Awesome! I'm glad 🤙
Just to understand. Your idea is to query that document using prompts? Like chat with your docs? You might get much better results using rag if that's the case
Awesome! I'm glad 🤙
Just to understand. Your idea is to query that document using prompts? Like chat with your docs? You might get much better results using rag if that's the case
Exactly.
I already tested RAG using AnythingLLM without any success, but I suppose that the bottom problem was the context length. Now I will test it again using the modified models.
I tested RAG but I'm getting poor results, I played a little with chunk size and chunk overlap, but it doesn't seem to help. I only got decent results (but no better than the standard query) with Open WebUI enabling "Full Context Mode" (so the whole document is fed), but it took 30% more time to reply compared to the standard mode.
Any suggestions?
Since you are dealing with things that could be non-self-descriptive and probably are not what embeddings are trained for, consider feeding your text to an LLM first to summarize and turn into more explaining content.
Then feed that to the embedding model
I will try that, thanks.
You can also build sequential embeddings this way:
The summary of the last segment was as follows:
The current segment is:
Please return a summary for the current segment, using the previous segment for context, and also return the current context.
Uhm, this is hardcore, I need to understand all these pipeline stuff.
Hey!

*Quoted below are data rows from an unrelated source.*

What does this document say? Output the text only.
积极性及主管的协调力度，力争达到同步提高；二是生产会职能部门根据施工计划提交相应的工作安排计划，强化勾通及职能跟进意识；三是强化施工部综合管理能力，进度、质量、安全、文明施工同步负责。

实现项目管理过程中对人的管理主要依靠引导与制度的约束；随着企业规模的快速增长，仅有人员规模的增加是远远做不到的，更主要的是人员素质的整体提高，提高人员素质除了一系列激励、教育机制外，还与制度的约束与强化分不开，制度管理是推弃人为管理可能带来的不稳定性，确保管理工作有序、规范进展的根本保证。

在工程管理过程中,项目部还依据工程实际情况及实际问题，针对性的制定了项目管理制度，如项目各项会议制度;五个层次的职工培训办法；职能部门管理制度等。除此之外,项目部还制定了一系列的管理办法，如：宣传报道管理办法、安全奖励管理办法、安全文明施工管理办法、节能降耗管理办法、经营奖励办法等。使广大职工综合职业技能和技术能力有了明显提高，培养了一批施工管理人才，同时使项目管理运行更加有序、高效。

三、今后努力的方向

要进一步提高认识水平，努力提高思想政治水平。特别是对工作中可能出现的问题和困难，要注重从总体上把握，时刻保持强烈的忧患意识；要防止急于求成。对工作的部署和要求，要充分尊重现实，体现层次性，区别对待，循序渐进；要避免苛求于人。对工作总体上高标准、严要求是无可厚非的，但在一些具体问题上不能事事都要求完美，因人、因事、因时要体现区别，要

Yes, you could follow what nostr:npub12262qa4uhw7u8gdwlgmntqtv7aye8vdcmvszkqwgs0zchel6mz7s6cgrkj is recommending. Basically, create a synthetic dataset with two columns: col 1 for questions and col 2 for answers. You can use an LLM to generate this dataset, then embed the answers. I would also recommend using an embedding model like Nomic ( https://ollama.com/library/nomic-embed-text ) since they have an interesting prefix system that generally improves the performance and accuracy of queries ( https://huggingface.co/nomic-ai/nomic-embed-text-v1.5#usage ). I can also share the code for the Beating Heart, a RAG system that ingests MD documents, chunks them semantically, and then embeds them https://github.com/gzuuus/beating-heart-nostr . Additionally, I find the videos by Matt Williams very instructive https://www.youtube.com/watch?v=76EIC_RaDNw . To finalize, I would say that generating a synthetic dataset is not necessarily needed if you embed the data smartly.
Lots of things to study, I will take a look and experiment!